A dosimeter or radiation plate is a device that detects and measures the radiation to which you have been exposed. It is used to measure the dose absorption of external ionizing radiation and records the radiation dose received. Modern electronic personal dosimeters can provide a continuous reading of the cumulative dose and the current dose rate, and can warn the user with an audible alarm when a specified dose rate or cumulative dose is exceeded. Other dosimeters, such as thermoluminescent or film types, require post-use processing to reveal the cumulative dose received, and cannot give a current dose indication while in use.

Dosimeters usually record a dose, the absorbed radiation energy measured in gray (Gy), or the equivalent dose measured in sieverts (Sv). A personal dosimeter is a dosimeter that the monitored person wears on the surface of the body and records the radiation dose received. Electronic dosimeters can be considered optional, being most important for new personnel or when introducing new procedures. They can also be used to check the readings of other dosimeters, such as PRDs or other gamma-ray dosimeters.

Thermoluminescent dosimeters were invented in 1954 by Professor Farrington Daniels of the University of Wisconsin-Madison. The dosimeter plays an important role within the international radiation protection system developed by the International Commission on Radiological Protection and the International Commission on Radiation Units and Measures. A thermoluminescent dosimeter measures exposure to ionizing radiation by measuring the intensity of light emitted by a crystal doped with Dy or B in the detector when heated. Dosimeters are generally used outside clothing, around the chest or torso to represent the “whole body” dose.

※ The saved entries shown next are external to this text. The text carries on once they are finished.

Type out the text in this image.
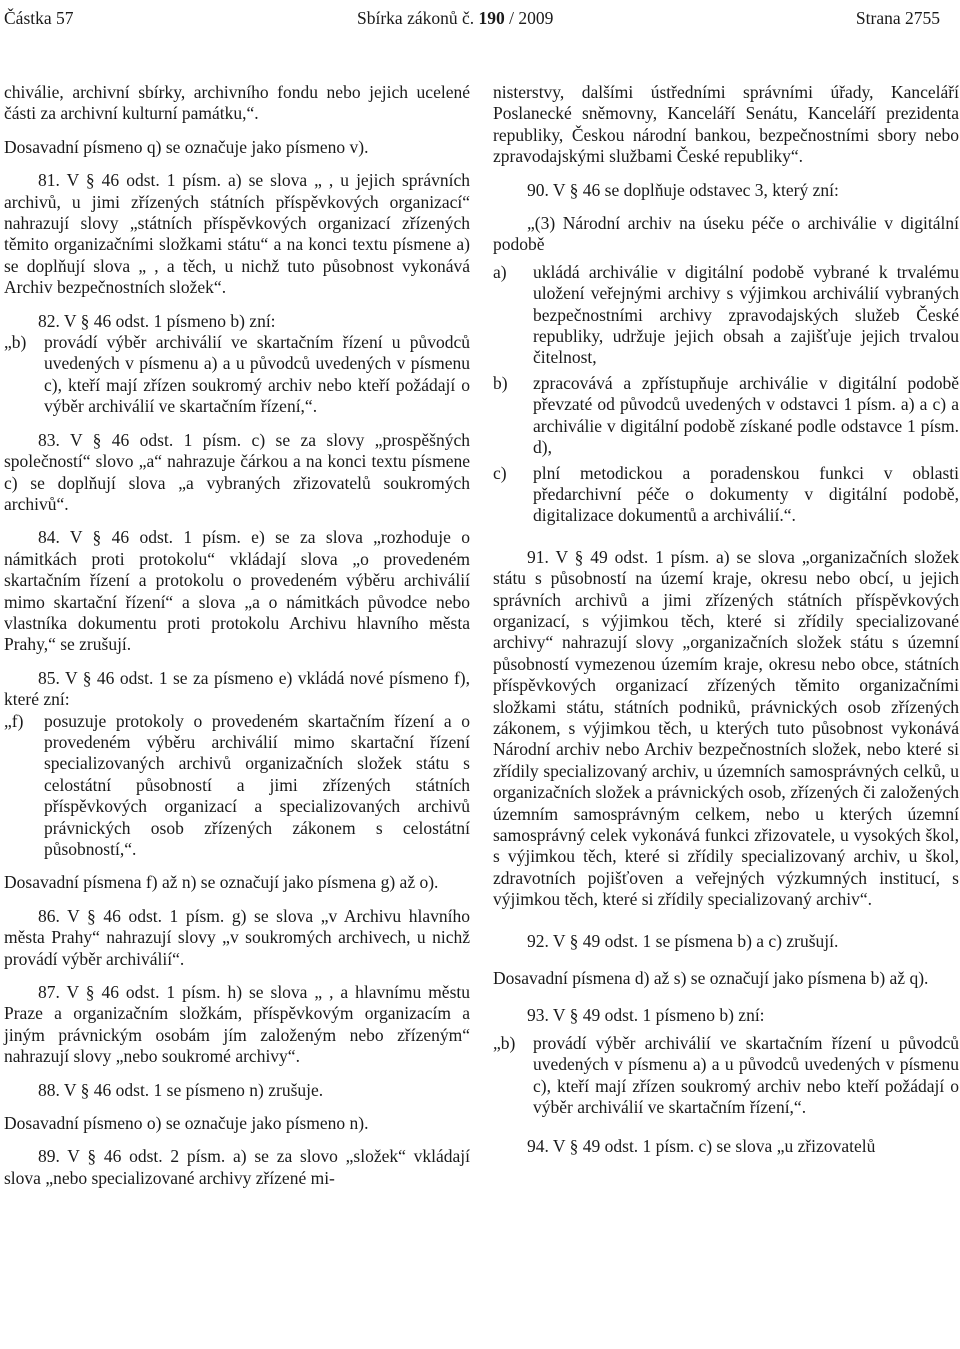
Částka 57	Sbírka zákonů č. 190 / 2009	Strana 2755

chiválie, archivní sbírky, archivního fondu nebo jejich ucelené části za archivní kulturní památku,“.

Dosavadní písmeno q) se označuje jako písmeno v).

81. V § 46 odst. 1 písm. a) se slova „ , u jejich správních archivů, u jimi zřízených státních příspěvkových organizací“ nahrazují slovy „státních příspěvkových organizací zřízených těmito organizačními složkami státu“ a na konci textu písmene a) se doplňují slova „ , a těch, u nichž tuto působnost vykonává Archiv bezpečnostních složek“.

82. V § 46 odst. 1 písmeno b) zní:

„b) provádí výběr archiválií ve skartačním řízení u původců uvedených v písmenu a) a u původců uvedených v písmenu c), kteří mají zřízen soukromý archiv nebo kteří požádají o výběr archiválií ve skartačním řízení,“.

83. V § 46 odst. 1 písm. c) se za slovy „prospěšných společností“ slovo „a“ nahrazuje čárkou a na konci textu písmene c) se doplňují slova „a vybraných zřizovatelů soukromých archivů“.

84. V § 46 odst. 1 písm. e) se za slova „rozhoduje o námitkách proti protokolu“ vkládají slova „o provedeném skartačním řízení a protokolu o provedeném výběru archiválií mimo skartační řízení“ a slova „a o námitkách původce nebo vlastníka dokumentu proti protokolu Archivu hlavního města Prahy,“ se zrušují.

85. V § 46 odst. 1 se za písmeno e) vkládá nové písmeno f), které zní:

„f) posuzuje protokoly o provedeném skartačním řízení a o provedeném výběru archiválií mimo skartační řízení specializovaných archivů organizačních složek státu s celostátní působností a jimi zřízených státních příspěvkových organizací a specializovaných archivů právnických osob zřízených zákonem s celostátní působností,“.

Dosavadní písmena f) až n) se označují jako písmena g) až o).

86. V § 46 odst. 1 písm. g) se slova „v Archivu hlavního města Prahy“ nahrazují slovy „v soukromých archivech, u nichž provádí výběr archiválií“.

87. V § 46 odst. 1 písm. h) se slova „ , a hlavnímu městu Praze a organizačním složkám, příspěvkovým organizacím a jiným právnickým osobám jím založeným nebo zřízeným“ nahrazují slovy „nebo soukromé archivy“.

88. V § 46 odst. 1 se písmeno n) zrušuje.

Dosavadní písmeno o) se označuje jako písmeno n).

89. V § 46 odst. 2 písm. a) se za slovo „složek“ vkládají slova „nebo specializované archivy zřízené mi-

nisterstvy, dalšími ústředními správními úřady, Kanceláří Poslanecké sněmovny, Kanceláří Senátu, Kanceláří prezidenta republiky, Českou národní bankou, bezpečnostními sbory nebo zpravodajskými službami České republiky“.

90. V § 46 se doplňuje odstavec 3, který zní:

„(3) Národní archiv na úseku péče o archiválie v digitální podobě

a) ukládá archiválie v digitální podobě vybrané k trvalému uložení veřejnými archivy s výjimkou archiválií vybraných bezpečnostními archivy zpravodajských služeb České republiky, udržuje jejich obsah a zajišťuje jejich trvalou čitelnost,
b) zpracovává a zpřístupňuje archiválie v digitální podobě převzaté od původců uvedených v odstavci 1 písm. a) a c) a archiválie v digitální podobě získané podle odstavce 1 písm. d),
c) plní metodickou a poradenskou funkci v oblasti předarchivní péče o dokumenty v digitální podobě, digitalizace dokumentů a archiválií.“.

91. V § 49 odst. 1 písm. a) se slova „organizačních složek státu s působností na území kraje, okresu nebo obcí, u jejich správních archivů a jimi zřízených státních příspěvkových organizací, s výjimkou těch, které si zřídily specializované archivy“ nahrazují slovy „organizačních složek státu s územní působností vymezenou územím kraje, okresu nebo obce, státních příspěvkových organizací zřízených těmito organizačními složkami státu, státních podniků, právnických osob zřízených zákonem, s výjimkou těch, u kterých tuto působnost vykonává Národní archiv nebo Archiv bezpečnostních složek, nebo které si zřídily specializovaný archiv, u územních samosprávných celků, u organizačních složek a právnických osob, zřízených či založených územním samosprávným celkem, nebo u kterých územní samosprávný celek vykonává funkci zřizovatele, u vysokých škol, s výjimkou těch, které si zřídily specializovaný archiv, u škol, zdravotních pojišťoven a veřejných výzkumných institucí, s výjimkou těch, které si zřídily specializovaný archiv“.

92. V § 49 odst. 1 se písmena b) a c) zrušují.

Dosavadní písmena d) až s) se označují jako písmena b) až q).

93. V § 49 odst. 1 písmeno b) zní:

„b) provádí výběr archiválií ve skartačním řízení u původců uvedených v písmenu a) a u původců uvedených v písmenu c), kteří mají zřízen soukromý archiv nebo kteří požádají o výběr archiválií ve skartačním řízení,“.

94. V § 49 odst. 1 písm. c) se slova „u zřizovatelů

Commonly used routine dosimeters include poly (methyl methacrylate) (PMMA) or plexiglass, radiochromic, cellulose triacetate (CTA) films, cericcerous dosimeters, and ECB. This personal dosimeter is placed on the torso and displays the immediate dose and dose rate on the small monitor. Additional dosimeters can be used to assess the dose in the extremities or in radiation fields that vary considerably depending on the orientation of the body towards the source. For electron irradiation, the graphite calorimeter is the main or reference dosimeter, while the CTA film is widely used as a routine dosimeter.